Повернувшись к Прасковье Антоновне, господин Фушон покачал головой, развел руками. Лицо его выражало искреннюю горечь, что он бессилен ей помочь.
– Он говорит, – перевела его слова Таня, – что таких бывших партизан осталось всего трое. Тридцать лет – это очень большой срок, а война не делает людей долгожителями… Один – это тот, что в Бразилии. А другие двое живут на севере Франции. Есть их адреса, они знают, что вы должны посетить Монтемар, обещали в эти дни непременно сюда приехать… Здесь, в деревне, можно встретиться только с родственниками партизан, их детьми, внуками…
На ступеньках крыльца послышались шаги чьих-то проворных ног. Появился мальчик – в сандалетах, худой, голоногий, похоже повторяющий своим обликом того первого мальчика, что указывал Тане и Прасковье Антоновне дом мэра так же как тот, насквозь прожаренный, вычерченный солнцем юга. В каждой руке он держал гроздь небольших бутылочек, зажав их горлышки между пальцами.
Господин Фушон поспешил навстречу мальчику, помог ему поставить бутылочки на стол. Мальчик стрельнул взглядом в сторону гостей, мгновенным, цепким, любопытным. Будто что-то черное, лаковое мелькнуло перед Таней и Прасковьей Антоновной с этим скользнувшим по ним взглядом. Ни робости, ни смущения не было в мальчике, повадки его были совершенно свободны, исполнены смелости, соединенной с веселым, дразнящим озорством, которое, он знал, ему простится за его белозубую улыбку, ловкую, быструю, охотную услужливость.

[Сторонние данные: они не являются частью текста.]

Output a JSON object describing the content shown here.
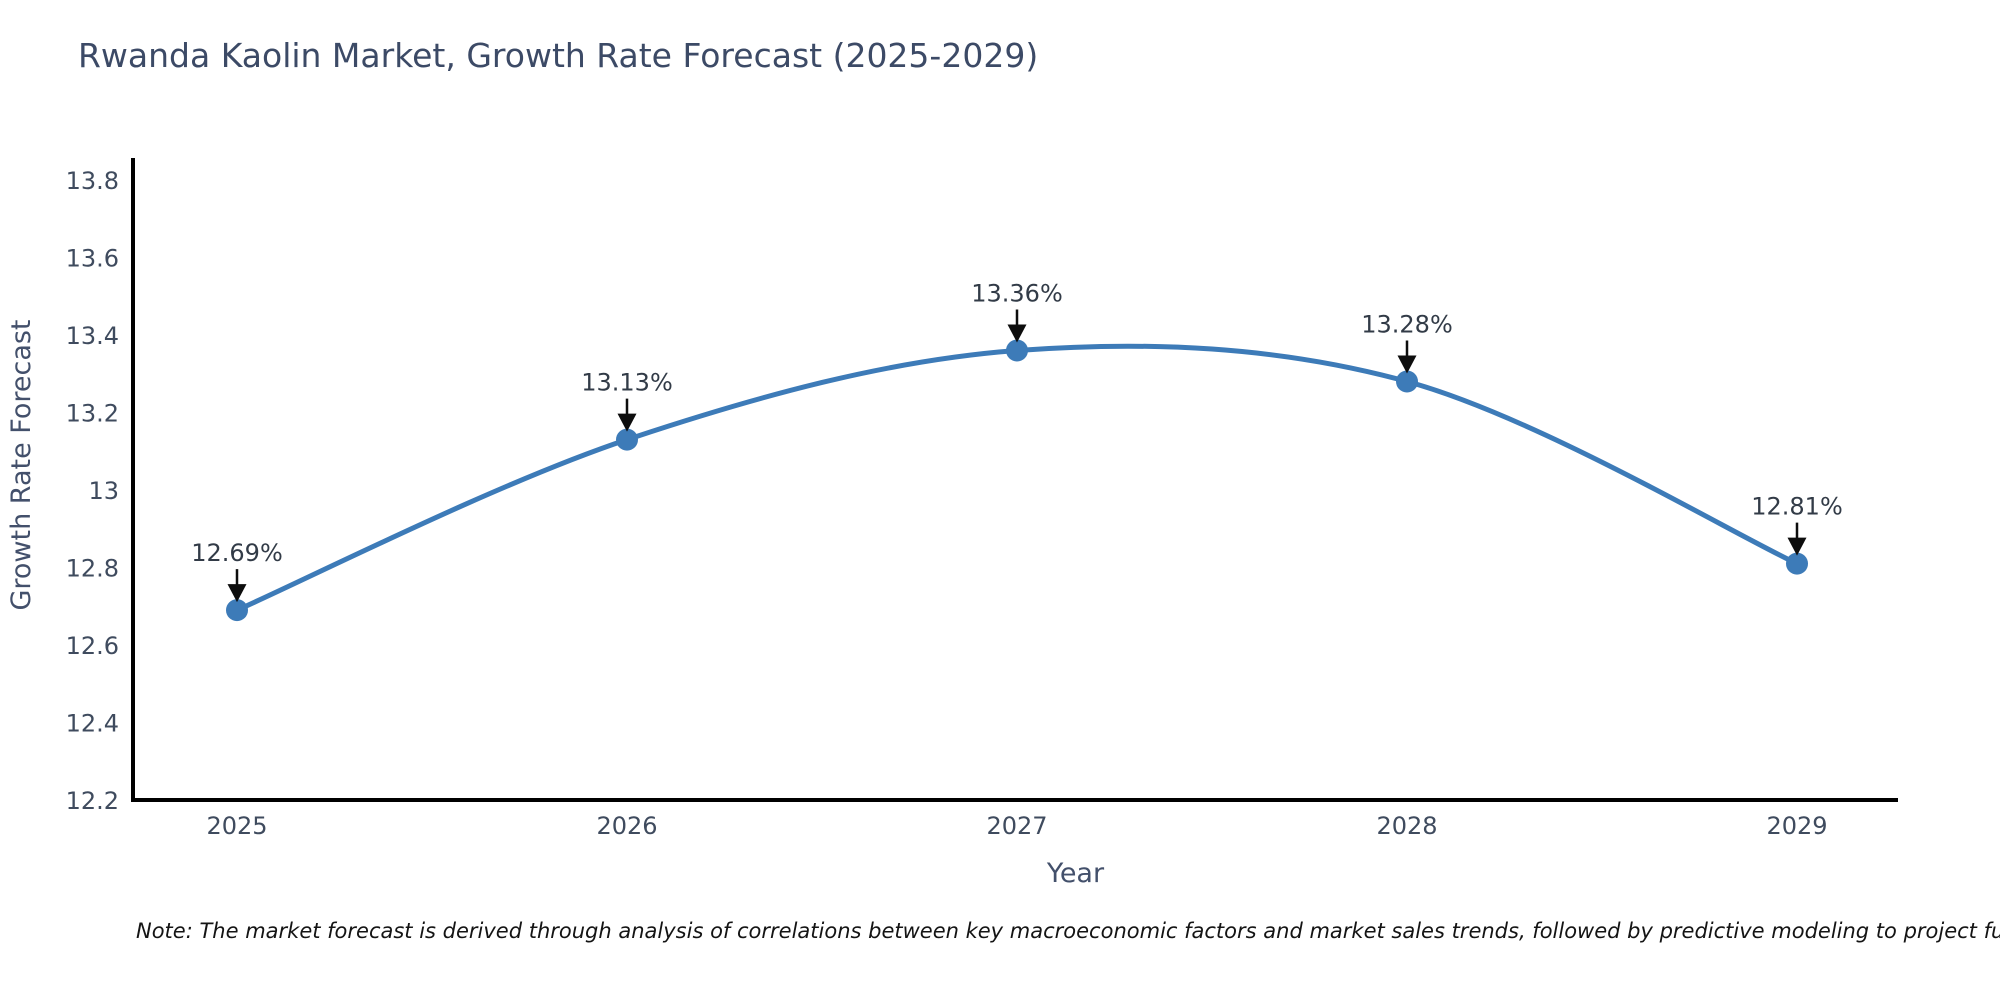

– Бонжур, мадам! Бонжур, мадам! – дважды, скороговорочно, произнес он, при каждом приветствии отвешивая легкий полупоклон – сначала в сторону Прасковьи Антоновны, потом – Тане.
Он задержался в зале, возле господина Фушона, который, открыв в стене небольшой шкафчик, расставлял на столе тонкие фужеры. Мальчик и мэр обменялись короткими фразами. Таня улыбнулась.
– Он говорит, – показала она глазами на мальчика, – что если надо – он может приготовить кофе. Господин Фушон сказал, что сомневается, сумеет ли он сделать это хорошо, а он уверяет, – тут она снова улыбнулась, даже рассмеялась слегка над тем, что сказал мальчик, – что не посрамит ресторан своего отца… Хотите кофе?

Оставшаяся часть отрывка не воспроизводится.